Why E-mail CPA Deals Can Wreck Your Brand

Jul 19, 2006 10:14 PM  By

[Magilla Marketing] Jane Kaiser is extremely wary of cost-per-action (CPA) e-mail deals.

As far as the president of New York-based online marketing consultancy Eclipse Direct Marketing is concerned, CPA deals—where merchants pay for each person an affiliate gets to perform some sort of action such as fill out a form or make a purchase—are one of the quickest ways to trash a brand online and destroy the merchant’s ability to sell by e-mail, even to its house file.

“It’s not that CPA deals are bad; it’s that the marketer should proceed with extreme caution,” Kaiser says.

The reason: Unless they’re managed properly, e-mail CPA deals provide incentives for people selling on the merchant’s behalf to repeatedly blast every address they can get their hands on with the offer.

“Marketers want CPA deals because they don’t want to risk putting dollars toward something they don’t know is going to work,” Kaiser says. “So they decide to pay a bounty for every member or order or whatever they’re looking to accomplish.”

The problem with this setup in e-mail, according to Kaiser, is that the only way the list provider makes money is by getting people to convert.

“Many of these [CPA affiliates] aren’t spammers. They’re Can-Spam compliant, they abide by the rules, they use suppression files and do everything they’re supposed to do within the letter of the law,” she says. “Unfortunately, ISPs have a different law.”

User complaints are the number-one criterion ISPs use to determine if incoming e-mail is spam.
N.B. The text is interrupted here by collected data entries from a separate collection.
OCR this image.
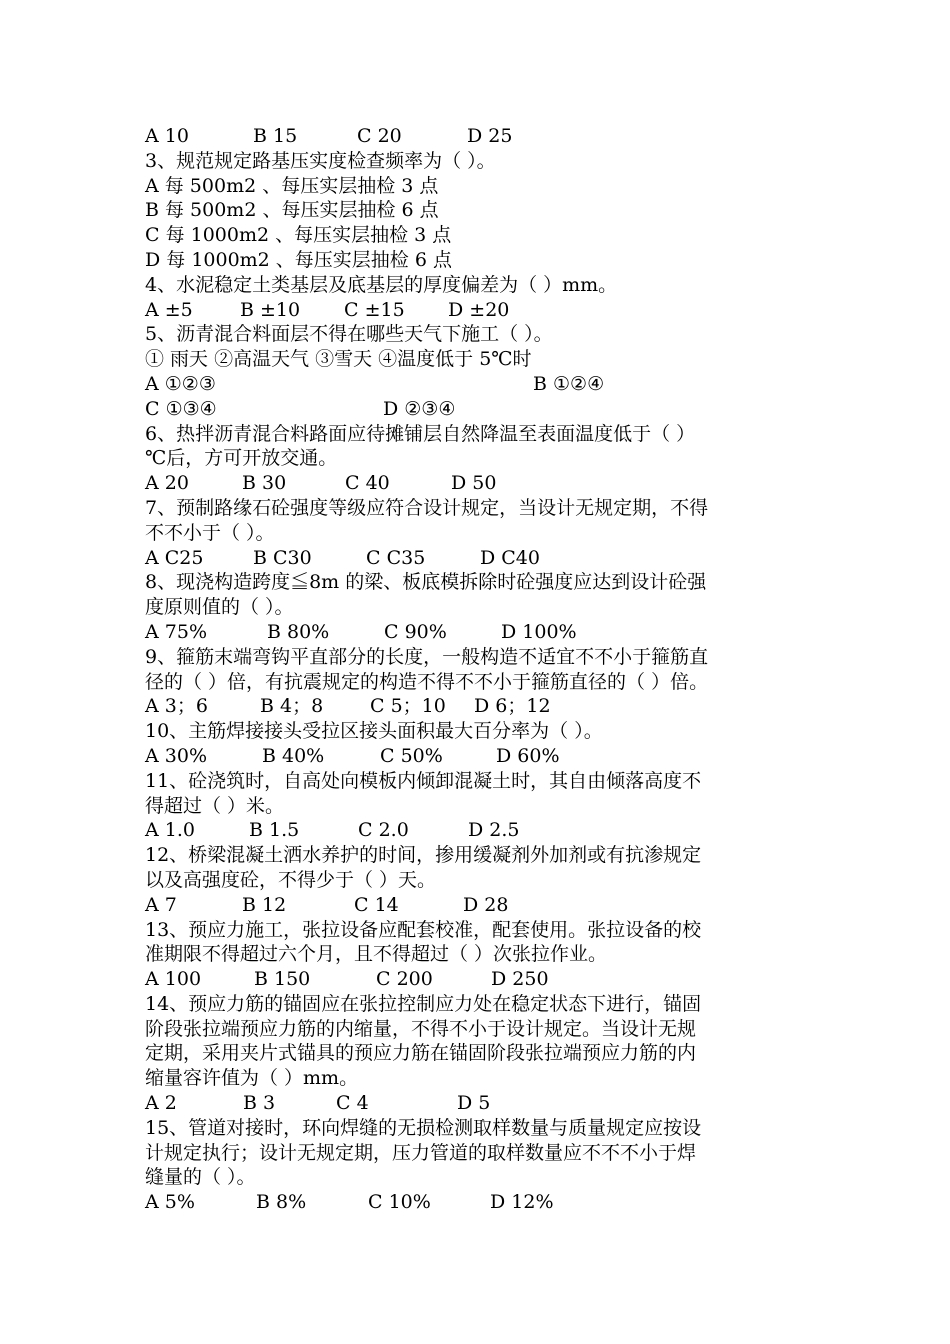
A 10	B 15	C 20	D 25
3、规范规定路基压实度检查频率为（ ）。
A 每 500m2 、每压实层抽检 3 点
B 每 500m2 、每压实层抽检 6 点
C 每 1000m2 、每压实层抽检 3 点
D 每 1000m2 、每压实层抽检 6 点
4、水泥稳定土类基层及底基层的厚度偏差为（ ）mm。
A ±5	B ±10	C ±15	D ±20
5、沥青混合料面层不得在哪些天气下施工（ ）。
① 雨天 ②高温天气 ③雪天 ④温度低于 5℃时
A ①②③	B ①②④
C ①③④	D ②③④
6、热拌沥青混合料路面应待摊铺层自然降温至表面温度低于（ ）
℃后，方可开放交通。
A 20	B 30	C 40	D 50
7、预制路缘石砼强度等级应符合设计规定，当设计无规定期，不得
不不小于（ ）。
A C25	B C30	C C35	D C40
8、现浇构造跨度≦8m 的梁、板底模拆除时砼强度应达到设计砼强
度原则值的（ ）。
A 75%	B 80%	C 90%	D 100%
9、箍筋末端弯钩平直部分的长度，一般构造不适宜不不小于箍筋直
径的（ ）倍，有抗震规定的构造不得不不小于箍筋直径的（ ）倍。
A 3；6	B 4；8	C 5；10	D 6；12
10、主筋焊接接头受拉区接头面积最大百分率为（ ）。
A 30%	B 40%	C 50%	D 60%
11、砼浇筑时，自高处向模板内倾卸混凝土时，其自由倾落高度不
得超过（ ）米。
A 1.0	B 1.5	C 2.0	D 2.5
12、桥梁混凝土洒水养护的时间，掺用缓凝剂外加剂或有抗渗规定
以及高强度砼，不得少于（ ）天。
A 7	B 12	C 14	D 28
13、预应力施工，张拉设备应配套校准，配套使用。张拉设备的校
准期限不得超过六个月，且不得超过（ ）次张拉作业。
A 100	B 150	C 200	D 250
14、预应力筋的锚固应在张拉控制应力处在稳定状态下进行，锚固
阶段张拉端预应力筋的内缩量，不得不小于设计规定。当设计无规
定期，采用夹片式锚具的预应力筋在锚固阶段张拉端预应力筋的内
缩量容许值为（ ）mm。
A 2	B 3	C 4	D 5
15、管道对接时，环向焊缝的无损检测取样数量与质量规定应按设
计规定执行；设计无规定期，压力管道的取样数量应不不不小于焊
缝量的（ ）。
A 5%	B 8%	C 10%	D 12%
But simply sending too much e-mail can also get the sender flagged as a spammer. “Anyone can look like a spammer [to an ISP] if they flood the Internet with e-mail, and looking like a spammer is just as bad as being one,” Kaiser says.

Moreover, not only will the ISP flag the IP address sending the mail, it will flag the content of the mail and treat any e-mail that contains it as spam.

As a result, the marketer whose offer has been flagged as spam may be blocked from reaching its own customers.

“Now e-mail to their house file—their bread, their gold, the people they want to retain—is either being blocked or going to the bulk folder,” Kaiser continues. “They [the marketers] are not only hurting their [online] acquisition efforts, they’re severely impacting their e-mail house file, and that is the biggest problem with CPA deals.”

Take the example of the executives launching an unnamed continuity club who thought they could drive sales using e-mail CPA deals. “They ended up on every major blacklist within a three-month period because of the way they were marketing, and they weren’t spamming,” Kaiser says. “They were using sources that were high volume. They weren’t doing anything illegal, but they weren’t complying with the ISPs’ rules.”

So is e-mail acquisition worth the hassle? Absolutely, according to Kaiser. “I’ve been using e-mail successfully as an acquisition tool for six years,” she says. “People who buy on the Internet might not be the same profile as someone who buys from your catalog, which means if you’re not speaking to people online you’re leaving money on the table.”

Also, the average order size from online buyers is usually at least 25% higher than that of offline buyers because the Internet makes it so easy to add to a purchase, she notes.

Kaiser adds that marketers shouldn’t necessarily avoid CPA deals. The trick is to remove the incentive for affiliates to flood the Internet with offers.

“There’s a place for CPA, but it needs to be monitored,” she says. One possibility is to pay affiliates on a cost-per-lead basis on soft offers but limit the number of leads the marketer will buy from the affiliate per month.

“This way you’re limiting your risk,” Kaiser says. “If the leads don’t convert, you haven’t risked too much.”